Working with private companies can give researchers access to funding they otherwise would not have, supporting more research positions at WSU, said Sterling McPherson, director of biostatistics and clinical trial design at the College of Medicine.

McPherson is working on several projects with Ringful Health, an Austin, Texas-based digital health startup. Currently, he’s developing a digital tool to help health providers assess symptoms of drug withdrawal in babies.

The condition, which health providers call “neonatal abstinence syndrome,” affects babies exposed to drugs in utero. Nationally, their numbers have climbed thanks to the opioid epidemic, as more kids are born to parents either using heroin or taking medication like methadone to treat opioid addiction.

It’s especially an issue in rural areas. But medical staff have varying degrees of training in assessing the syndrome, which has 21 symptoms, some of which are subjective.

“Because it varies so much, that produces inconsistent treatment strategies,” McPherson said. The tool he’s working on would be a digital refresher course, helping health providers evaluate symptoms in babies using standard guidelines.

Once it’s done, Ringful hopes to roll it out nationwide, said Chief Operating Officer Kim Johnson.

Thanks to the partnership with WSU, the company has opened a small Spokane office with three staff, he said.

The work is funded by a small-business innovation research grant through the National Institutes of Health, which pays part of McPherson’s and his team’s salaries. The grant itself requires a small business, so it’s funding WSU couldn’t have accessed without a partnership.

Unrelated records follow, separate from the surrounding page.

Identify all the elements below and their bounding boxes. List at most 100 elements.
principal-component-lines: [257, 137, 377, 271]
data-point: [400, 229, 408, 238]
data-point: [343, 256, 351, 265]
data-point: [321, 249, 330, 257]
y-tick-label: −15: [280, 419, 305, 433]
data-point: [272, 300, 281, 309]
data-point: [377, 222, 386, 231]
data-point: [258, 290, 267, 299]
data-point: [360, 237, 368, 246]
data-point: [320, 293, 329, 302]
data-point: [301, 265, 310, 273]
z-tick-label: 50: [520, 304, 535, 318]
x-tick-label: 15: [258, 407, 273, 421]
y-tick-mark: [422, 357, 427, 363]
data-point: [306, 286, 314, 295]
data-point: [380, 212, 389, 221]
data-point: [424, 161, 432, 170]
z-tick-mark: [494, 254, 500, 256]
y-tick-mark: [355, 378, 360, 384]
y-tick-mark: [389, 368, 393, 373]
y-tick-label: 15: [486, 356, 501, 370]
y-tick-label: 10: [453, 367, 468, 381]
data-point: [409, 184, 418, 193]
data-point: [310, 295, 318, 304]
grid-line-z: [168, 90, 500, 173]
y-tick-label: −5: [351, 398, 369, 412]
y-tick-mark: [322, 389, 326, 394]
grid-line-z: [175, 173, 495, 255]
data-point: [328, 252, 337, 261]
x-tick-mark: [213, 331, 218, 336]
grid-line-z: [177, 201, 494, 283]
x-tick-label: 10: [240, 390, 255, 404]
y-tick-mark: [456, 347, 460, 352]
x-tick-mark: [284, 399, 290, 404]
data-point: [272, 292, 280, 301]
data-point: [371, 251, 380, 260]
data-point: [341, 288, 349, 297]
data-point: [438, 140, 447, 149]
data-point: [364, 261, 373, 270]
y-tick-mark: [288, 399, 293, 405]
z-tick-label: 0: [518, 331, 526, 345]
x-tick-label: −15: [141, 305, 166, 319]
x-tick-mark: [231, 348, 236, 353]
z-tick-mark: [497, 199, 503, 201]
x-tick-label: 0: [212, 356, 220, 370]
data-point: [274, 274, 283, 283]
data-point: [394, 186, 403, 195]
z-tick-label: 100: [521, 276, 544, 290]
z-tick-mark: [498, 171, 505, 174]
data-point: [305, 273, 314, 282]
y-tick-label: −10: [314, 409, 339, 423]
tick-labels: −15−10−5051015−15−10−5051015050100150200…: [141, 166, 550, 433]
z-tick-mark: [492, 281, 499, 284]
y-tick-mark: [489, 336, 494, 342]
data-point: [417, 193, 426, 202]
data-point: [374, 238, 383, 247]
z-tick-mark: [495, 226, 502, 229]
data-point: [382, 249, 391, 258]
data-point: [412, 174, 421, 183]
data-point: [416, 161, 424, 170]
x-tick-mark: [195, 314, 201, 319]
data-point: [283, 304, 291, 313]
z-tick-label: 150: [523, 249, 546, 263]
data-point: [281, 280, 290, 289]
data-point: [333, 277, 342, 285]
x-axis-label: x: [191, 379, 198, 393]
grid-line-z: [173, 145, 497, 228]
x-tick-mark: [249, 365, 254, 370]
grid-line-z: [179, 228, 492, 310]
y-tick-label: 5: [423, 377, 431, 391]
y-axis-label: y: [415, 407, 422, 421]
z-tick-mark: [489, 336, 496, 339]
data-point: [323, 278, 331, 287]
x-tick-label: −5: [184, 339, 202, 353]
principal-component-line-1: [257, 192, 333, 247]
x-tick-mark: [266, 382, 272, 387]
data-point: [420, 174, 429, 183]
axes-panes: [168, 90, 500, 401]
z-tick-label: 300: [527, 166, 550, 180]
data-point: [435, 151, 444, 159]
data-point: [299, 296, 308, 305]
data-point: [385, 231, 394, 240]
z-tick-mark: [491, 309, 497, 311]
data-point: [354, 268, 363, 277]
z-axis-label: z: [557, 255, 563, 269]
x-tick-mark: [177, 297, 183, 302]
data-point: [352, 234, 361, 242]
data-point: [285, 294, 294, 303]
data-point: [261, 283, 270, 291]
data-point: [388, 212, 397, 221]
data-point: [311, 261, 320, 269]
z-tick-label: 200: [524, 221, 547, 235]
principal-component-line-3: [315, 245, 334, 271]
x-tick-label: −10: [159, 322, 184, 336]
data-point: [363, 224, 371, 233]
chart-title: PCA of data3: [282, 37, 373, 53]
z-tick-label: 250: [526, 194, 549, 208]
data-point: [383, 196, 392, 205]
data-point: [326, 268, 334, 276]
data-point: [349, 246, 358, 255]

In other cases, a private company may directly fund research. Greg Belenky, a founding professor of the university’s Sleep and Performance Research Center, has done research funded by United Airlines about how to assess performance for pilots on long-haul flights of more than 16 hours.

Private-sector partnerships have been controversial at the College of Agricultural, Human and Natural Resources Sciences. The Daily Evergreen, the WSU student newspaper, reported faculty have said financial pressures and business interests led private industry to punish researchers who weren’t delivering the results they wanted.

Chris Coppin, the College of Medicine’s chief business development officer, said partnerships at WSU come with clear expectations spelled out in a contract that researchers are free to publish results, even if they go against what the private partner was hoping for.

“It’s important and it helps remind the research partner that academic freedom at this university and all universities is really sacrosanct,” he said.

McPherson said some professors balk at the idea of private funding playing a role in decisions about what to research. But he views projects like the ones he works on as a way to ensure the work he’s doing meets needs in health care.

“I think that the controversy is more of a cultural phenomenon than a real risk to the integrity of research,” he said.

The College of Medicine isn’t immune from budget pressure, and hiring for some research positions has been pushed back to meet spending targets. But the medical school is expanding, planning to increase its current class size of 60 students to 80 by 2019 and encourage those students to bring research ideas back to campus from their work in clinics in the community.